Smart retail: Retailers use smart cameras to recognize shoppers' faces, detect if they have scanned an item and pay for it.

Smart home: smart appliances learn through human-computer interaction and response, and AIoT devices can store and learn user data, understand user habits, and provide personalized support.

Business and Industry: Manufacturers use smart chips to detect whether equipment is functioning properly, when parts need to be replaced, etc.

Social media and HR: AIoT tools can be integrated with social media and HR-related platforms to create AI decision-making as a service function for HR professionals.

Self-driving cars: Self-driving cars rely on multiple cameras and sensor systems to collect data, monitor driving conditions and look for pedestrians.

Autonomous delivery robots: Sensors collect data about the robot's environment, such as a warehouse, using AI to make path-planning-based decisions.

Healthcare: Medical devices and wearables collect and monitor real-time health data, such as heart rate, and can identify anomalies such as irregular heartbeats.

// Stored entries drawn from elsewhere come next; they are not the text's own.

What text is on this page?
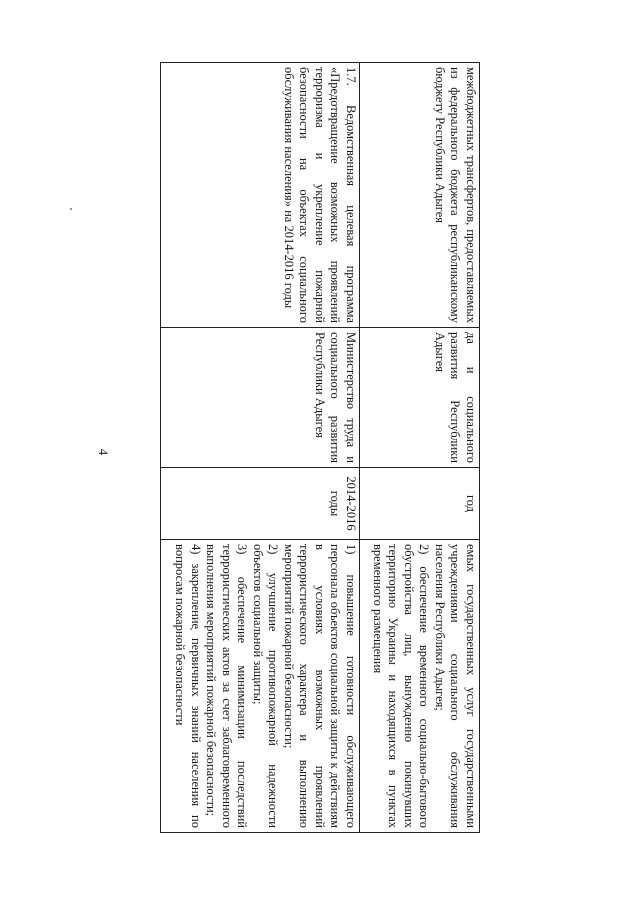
4
межбюджетных трансфертов, предоставляемых из федерального бюджета республиканскому бюджету Республики Адыгея	да и социального развития Республики Адыгея	год	емых государственных услуг государственными учреждениями социального обслуживания населения Республики Адыгея;
2) обеспечение временного социально-бытового обустройства лиц, вынужденно покинувших территорию Украины и находящихся в пунктах временного размещения

1.7. Ведомственная целевая программа «Предотвращение возможных проявлений терроризма и укрепление пожарной безопасности на объектах социального обслуживания населения» на 2014-2016 годы	Министерство труда и социального развития Республики Адыгея	2014-2016 годы	1) повышение готовности обслуживающего персонала объектов социальной защиты к действиям в условиях возможных проявлений террористического характера и выполнению мероприятий пожарной безопасности;
2) улучшение противопожарной надежности объектов социальной защиты;
3) обеспечение минимизации последствий террористических актов за счет заблаговременного выполнения мероприятий пожарной безопасности;
4) закрепление первичных знаний населения по вопросам пожарной безопасности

AIoT's opportunities and challenges for the future

AIoT will have an impact on wearable devices, smart homes, smart cities and smart industries.
Wearable devices such as smart watches are not only capable of monitoring and tracking user preferences and habits, but also have great application potential in health technology and sports and fitness. The global wearables market is expected to exceed USD 87 billion in revenue by 2023.

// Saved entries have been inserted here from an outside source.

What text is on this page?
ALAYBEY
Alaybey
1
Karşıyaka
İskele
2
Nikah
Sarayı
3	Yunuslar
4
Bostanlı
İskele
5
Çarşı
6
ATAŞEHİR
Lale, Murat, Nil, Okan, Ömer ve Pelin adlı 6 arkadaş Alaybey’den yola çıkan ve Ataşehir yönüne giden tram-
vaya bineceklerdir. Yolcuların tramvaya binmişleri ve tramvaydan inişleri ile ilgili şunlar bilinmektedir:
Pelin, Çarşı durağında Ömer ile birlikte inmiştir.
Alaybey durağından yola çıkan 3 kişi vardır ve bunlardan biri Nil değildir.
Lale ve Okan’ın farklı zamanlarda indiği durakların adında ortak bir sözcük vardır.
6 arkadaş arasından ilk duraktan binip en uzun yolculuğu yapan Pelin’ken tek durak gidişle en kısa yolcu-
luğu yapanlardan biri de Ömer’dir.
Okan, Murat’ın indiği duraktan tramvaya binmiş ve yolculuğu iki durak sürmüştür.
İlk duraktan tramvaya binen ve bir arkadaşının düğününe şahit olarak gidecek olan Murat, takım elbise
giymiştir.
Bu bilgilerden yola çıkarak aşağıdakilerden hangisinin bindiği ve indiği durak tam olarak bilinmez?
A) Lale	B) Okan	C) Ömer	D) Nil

Smart homes can increase energy efficiency by using appliances, lighting, electronic devices, etc. to understand homeowners' habits and develop automated "support" Dollar.

Smart city innovations invest in improving public safety, transportation, and energy efficiency, and the use of artificial intelligence in traffic control has become crystal clear.

In the future, AIoT innovation will accelerate, including edge computing, smart thermostats, smart home appliances, home robots, self-driving cars, voice AI, smart speakers, natural language processing, electronic payment voice authentication, visual artificial intelligence, massive object detection, edge Fields such as video analysis and super 8K resolution. Companies that ignore IoT risk being left behind, so AIoT will become an increasingly mainstream technology in the coming years.